On Nov 10, 2004, at 11:53 PM, Leopold Toetsch wrote:

Jeff Clites <[EMAIL PROTECTED]> wrote:

...it sounds like we have an easy way to tell if a "real" continuation
has a claim on the register frame, because creating such a real
continuation can mark the frame,

There is no such mark. If ctx->current_cont isa(RetContinuation), then it's save to do the tail call.

Good--implicit mark then.

This OTOH is meaning that we can do the
check only at runtime. Thus the C<tailcall> or C<tailcallmethod> opcodes
have to do plain calls if they detect such a situation.

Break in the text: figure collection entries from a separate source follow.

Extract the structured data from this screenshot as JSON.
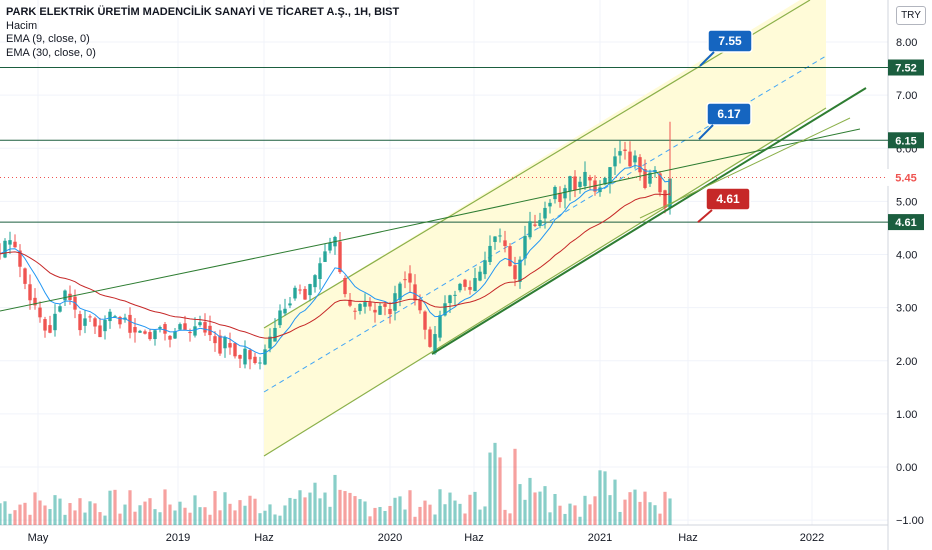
{
  "window": {
    "title": "PARK ELEKTRİK ÜRETİM MADENCİLİK SANAYİ VE TİCARET A.Ş., 1H, BIST",
    "indicators": [
      "Hacim",
      "EMA (9, close, 0)",
      "EMA (30, close, 0)"
    ],
    "currency_button": "TRY"
  },
  "colors": {
    "up": "#26a69a",
    "down": "#ef5350",
    "channel_fill": "#fffbd8",
    "channel_line": "#8bb04a",
    "trend_line": "#2e7d32",
    "horizontal_line": "#1b5e3f",
    "ema9": "#2196f3",
    "ema30": "#c62828",
    "mid_dash": "#42a5f5"
  },
  "chart_data": {
    "type": "candlestick",
    "price_axis": {
      "ticks": [
        -1,
        0,
        1,
        2,
        3,
        4,
        5,
        6,
        7,
        8
      ],
      "tick_labels": [
        "−1.00",
        "0.00",
        "1.00",
        "2.00",
        "3.00",
        "4.00",
        "5.00",
        "6.00",
        "7.00",
        "8.00"
      ],
      "range": [
        -1.1,
        8.5
      ]
    },
    "time_axis": {
      "ticks": [
        "May",
        "2019",
        "Haz",
        "2020",
        "Haz",
        "2021",
        "Haz",
        "2022"
      ]
    },
    "price_labels": [
      {
        "value": 7.52,
        "label": "7.52",
        "style": "level"
      },
      {
        "value": 6.15,
        "label": "6.15",
        "style": "level"
      },
      {
        "value": 5.45,
        "label": "5.45",
        "style": "last"
      },
      {
        "value": 4.61,
        "label": "4.61",
        "style": "level"
      }
    ],
    "horizontal_levels": [
      7.52,
      6.15,
      4.61
    ],
    "last_price": 5.45,
    "callouts": [
      {
        "label": "7.55",
        "value": 7.55,
        "color": "blue"
      },
      {
        "label": "6.17",
        "value": 6.17,
        "color": "blue"
      },
      {
        "label": "4.61",
        "value": 4.61,
        "color": "red"
      }
    ],
    "price_path": [
      [
        0,
        4.0
      ],
      [
        5,
        4.2
      ],
      [
        10,
        4.3
      ],
      [
        15,
        4.1
      ],
      [
        20,
        3.8
      ],
      [
        25,
        3.5
      ],
      [
        30,
        3.2
      ],
      [
        35,
        3.0
      ],
      [
        40,
        2.8
      ],
      [
        45,
        2.6
      ],
      [
        50,
        2.6
      ],
      [
        55,
        2.9
      ],
      [
        60,
        3.1
      ],
      [
        65,
        3.3
      ],
      [
        70,
        3.2
      ],
      [
        75,
        2.9
      ],
      [
        80,
        2.6
      ],
      [
        85,
        2.8
      ],
      [
        90,
        2.8
      ],
      [
        95,
        2.6
      ],
      [
        100,
        2.5
      ],
      [
        105,
        2.7
      ],
      [
        110,
        2.9
      ],
      [
        115,
        2.8
      ],
      [
        120,
        2.7
      ],
      [
        125,
        2.8
      ],
      [
        130,
        2.6
      ],
      [
        135,
        2.5
      ],
      [
        140,
        2.6
      ],
      [
        145,
        2.5
      ],
      [
        150,
        2.4
      ],
      [
        155,
        2.6
      ],
      [
        160,
        2.7
      ],
      [
        165,
        2.5
      ],
      [
        170,
        2.4
      ],
      [
        175,
        2.6
      ],
      [
        180,
        2.7
      ],
      [
        185,
        2.6
      ],
      [
        190,
        2.5
      ],
      [
        195,
        2.6
      ],
      [
        200,
        2.7
      ],
      [
        205,
        2.6
      ],
      [
        210,
        2.5
      ],
      [
        215,
        2.4
      ],
      [
        220,
        2.2
      ],
      [
        225,
        2.4
      ],
      [
        230,
        2.3
      ],
      [
        235,
        2.1
      ],
      [
        240,
        2.0
      ],
      [
        245,
        2.2
      ],
      [
        250,
        2.0
      ],
      [
        255,
        1.9
      ],
      [
        260,
        2.0
      ],
      [
        265,
        2.2
      ],
      [
        270,
        2.4
      ],
      [
        275,
        2.6
      ],
      [
        280,
        2.9
      ],
      [
        285,
        3.0
      ],
      [
        290,
        3.1
      ],
      [
        295,
        3.3
      ],
      [
        300,
        3.4
      ],
      [
        305,
        3.2
      ],
      [
        310,
        3.4
      ],
      [
        315,
        3.6
      ],
      [
        320,
        3.8
      ],
      [
        325,
        4.0
      ],
      [
        330,
        4.2
      ],
      [
        335,
        4.3
      ],
      [
        340,
        3.6
      ],
      [
        345,
        3.2
      ],
      [
        350,
        3.0
      ],
      [
        355,
        2.9
      ],
      [
        360,
        3.0
      ],
      [
        365,
        3.1
      ],
      [
        370,
        3.0
      ],
      [
        375,
        2.9
      ],
      [
        380,
        3.0
      ],
      [
        385,
        3.0
      ],
      [
        390,
        2.9
      ],
      [
        395,
        3.2
      ],
      [
        400,
        3.5
      ],
      [
        405,
        3.6
      ],
      [
        410,
        3.4
      ],
      [
        415,
        3.2
      ],
      [
        420,
        3.0
      ],
      [
        425,
        2.6
      ],
      [
        430,
        2.2
      ],
      [
        435,
        2.5
      ],
      [
        440,
        2.8
      ],
      [
        445,
        3.1
      ],
      [
        450,
        3.2
      ],
      [
        455,
        3.3
      ],
      [
        460,
        3.5
      ],
      [
        465,
        3.4
      ],
      [
        470,
        3.3
      ],
      [
        475,
        3.5
      ],
      [
        480,
        3.7
      ],
      [
        485,
        3.9
      ],
      [
        490,
        4.2
      ],
      [
        495,
        4.4
      ],
      [
        500,
        4.3
      ],
      [
        505,
        4.1
      ],
      [
        510,
        3.8
      ],
      [
        515,
        3.5
      ],
      [
        520,
        3.9
      ],
      [
        525,
        4.3
      ],
      [
        530,
        4.6
      ],
      [
        535,
        4.5
      ],
      [
        540,
        4.7
      ],
      [
        545,
        4.9
      ],
      [
        550,
        5.0
      ],
      [
        555,
        5.2
      ],
      [
        560,
        5.0
      ],
      [
        565,
        5.2
      ],
      [
        570,
        5.4
      ],
      [
        575,
        5.2
      ],
      [
        580,
        5.3
      ],
      [
        585,
        5.5
      ],
      [
        590,
        5.4
      ],
      [
        595,
        5.2
      ],
      [
        600,
        5.3
      ],
      [
        605,
        5.4
      ],
      [
        610,
        5.6
      ],
      [
        615,
        5.8
      ],
      [
        620,
        6.0
      ],
      [
        625,
        5.9
      ],
      [
        630,
        5.7
      ],
      [
        635,
        5.9
      ],
      [
        640,
        5.6
      ],
      [
        645,
        5.3
      ],
      [
        650,
        5.5
      ],
      [
        655,
        5.6
      ],
      [
        660,
        5.2
      ],
      [
        665,
        4.9
      ],
      [
        670,
        5.45
      ]
    ],
    "volume_range": [
      0,
      1.5
    ],
    "ema": [
      {
        "period": 9,
        "color": "ema9"
      },
      {
        "period": 30,
        "color": "ema30"
      }
    ]
  }
}
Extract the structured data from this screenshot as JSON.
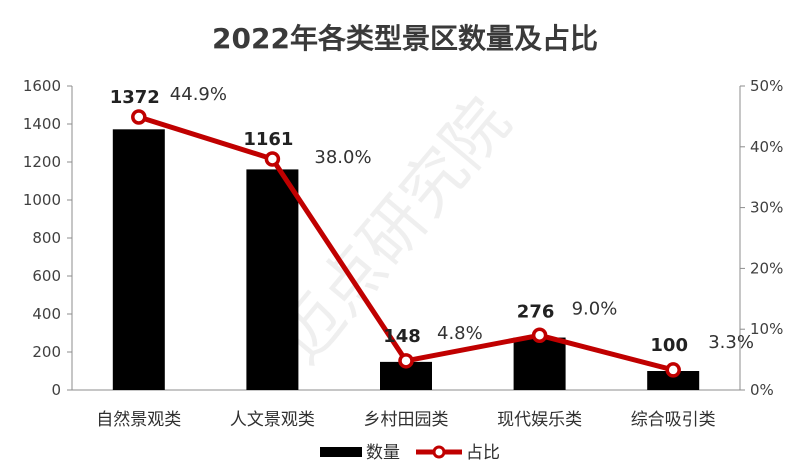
{
  "chart_data": {
    "type": "bar",
    "title": "2022年各类型景区数量及占比",
    "categories": [
      "自然景观类",
      "人文景观类",
      "乡村田园类",
      "现代娱乐类",
      "综合吸引类"
    ],
    "series": [
      {
        "name": "数量",
        "type": "bar",
        "axis": "left",
        "color": "#000000",
        "values": [
          1372,
          1161,
          148,
          276,
          100
        ],
        "labels": [
          "1372",
          "1161",
          "148",
          "276",
          "100"
        ]
      },
      {
        "name": "占比",
        "type": "line",
        "axis": "right",
        "color": "#c00000",
        "values": [
          44.9,
          38.0,
          4.8,
          9.0,
          3.3
        ],
        "labels": [
          "44.9%",
          "38.0%",
          "4.8%",
          "9.0%",
          "3.3%"
        ]
      }
    ],
    "ylim": [
      0,
      1600
    ],
    "yticks": [
      "0",
      "200",
      "400",
      "600",
      "800",
      "1000",
      "1200",
      "1400",
      "1600"
    ],
    "y2lim": [
      0,
      50
    ],
    "y2ticks": [
      "0%",
      "10%",
      "20%",
      "30%",
      "40%",
      "50%"
    ],
    "legend_position": "bottom",
    "grid": false
  },
  "watermark": "迈点研究院"
}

Yep, although there will be some situations where we can know for sure at compile time--for instance if all function calls within a function are tail calls. (We could have a special sort of C<tailcalldontcheck>, but that depends on our philosophy--if it's okay for the VM to trust the compiler. Or possibly the VM could detect this, and cache this information as a sort of dynamic optimization; or a bytecode verifier could ensure that C<tailcalldontcheck> is valid in a given context. Multiple options here.)


And also, even when C<tailcall> has to fall back to a plain call, it doesn't have to fall all the way back--it can still pass along the return continuation from its caller, and get some benefit.

... (In fact that mark should be a reference
count,

That's really not needed. If you return from the function and you call it next time, you've again a RetContinuation. If the continuation was created somewhere deeper in the call chain, it's gone or not after the GC cycle.

But if ctx->current_cont has been promoted to a real continuation (as a result of something that happened deeper in the stack), it will never be turned back to a RetContinuation, even if it could have been (ie, if GC reclaimed the things that caused the promotion), so we might forego a tail call that we could have made.


And you know - starting with refcounting one objects ends up
with refcounting containers holding that item ...

Not really. In this case, the only things which are allowed to point to a register frame (via a ctx) are the interpreter itself, and continuations. There are just a couple of specific points where the ref count would need to be incremented/decremented (including the destroy() of continuations). But that's the clear place to stop--you don't need to ref count the continuations themselves, since that wouldn't be practical (you'd need write barriers to always check if you're referencing or un-referencing a continuation, etc.). We wouldn't have to go off the deep end with it.